🤖 AI Summary
This work addresses the limitations of existing compiler optimization feedback, which is often vague and unstructured, hindering effective utilization by AI coding agents and sometimes inducing semantic errors. To overcome this, the paper proposes a structured and precise compiler feedback mechanism that triggers reliable compiler transformations through targeted source code refactoring, preserving program semantics while enhancing maintainability and portability. Experimental evaluation on the TSVC benchmark demonstrates that, compared to ambiguous prompts, precise feedback improves the success rate of AI-driven optimizations by 3.3×, substantially reducing performance regressions and semantic inaccuracies. These results indicate that the primary bottleneck lies in the feedback interface rather than the AI agent itself, thereby laying a foundation for autonomous performance engineering.
📝 Abstract
Modern AI agents optimize programs by refactoring source code to trigger trusted compiler transformations. This preserves program semantics and reduces source code pollution, making the program easier to maintain and portable across architectures.

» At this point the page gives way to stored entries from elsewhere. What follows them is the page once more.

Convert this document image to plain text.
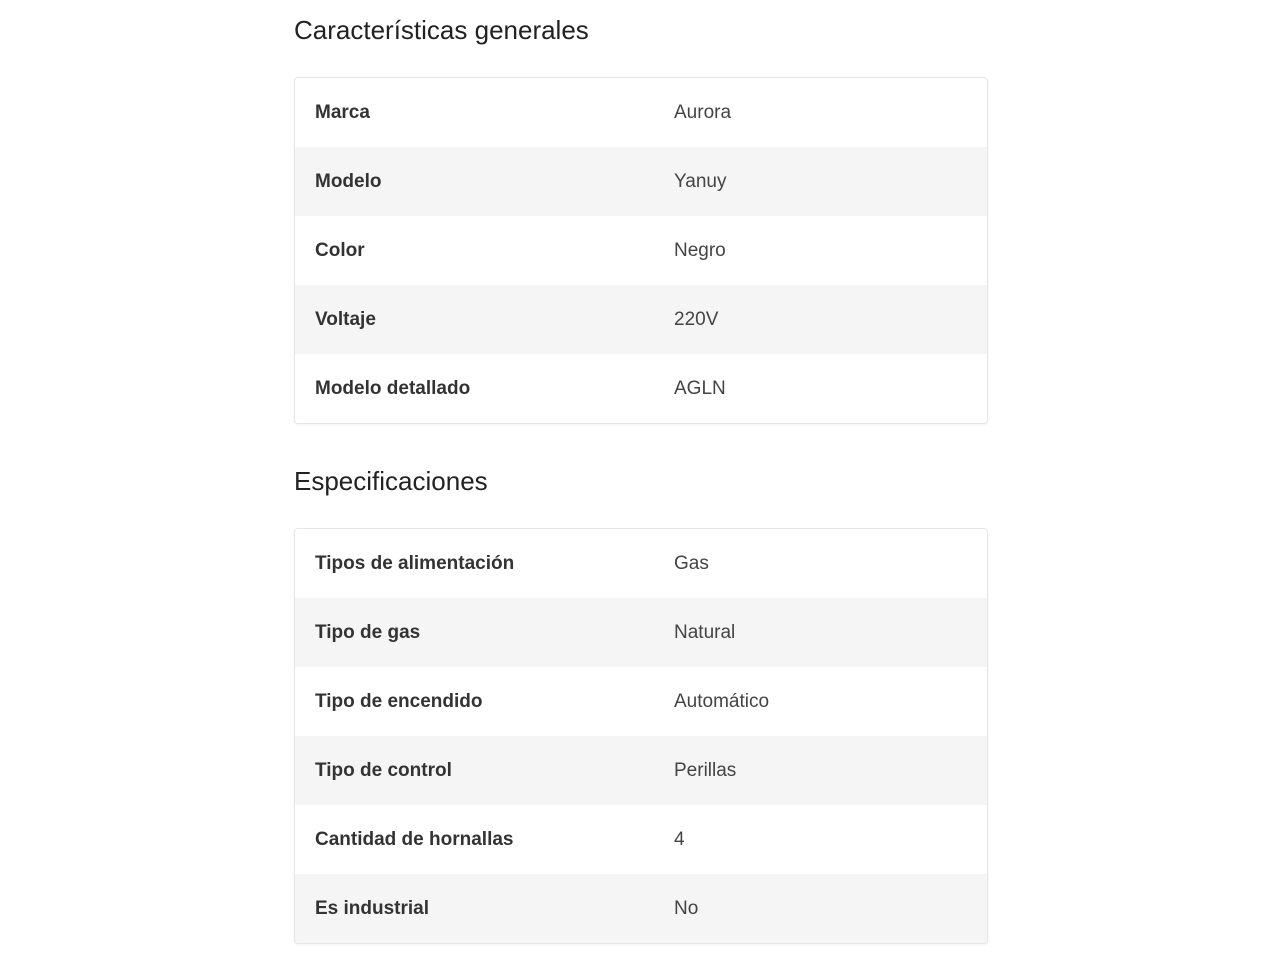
Características generales
Marca	Aurora
Modelo	Yanuy
Color	Negro
Voltaje	220V
Modelo detallado	AGLN
Especificaciones
Tipos de alimentación	Gas
Tipo de gas	Natural
Tipo de encendido	Automático
Tipo de control	Perillas
Cantidad de hornallas	4
Es industrial	No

However, this collaborative workflow is limited by legacy compiler interfaces, which obscure analysis behind unstructured, lossy optimization remarks that have been designed for human intuition rather than machine logic. Using the TSVC benchmark, we evaluate the efficacy of existing optimization feedback. We find that while precise remarks provide actionable feedback (3.3x success rate), ambiguous remarks are actively detrimental, triggering semantic-breaking hallucinations. By replacing ambiguous remarks with precise ones, we show that structured, precise analysis information unlocks the capabilities of small models, proving that the bottleneck is the interface, not the agent. We conclude that future compilers must expose structured, actionable feedback designed specifically for the future of autonomous performance engineering.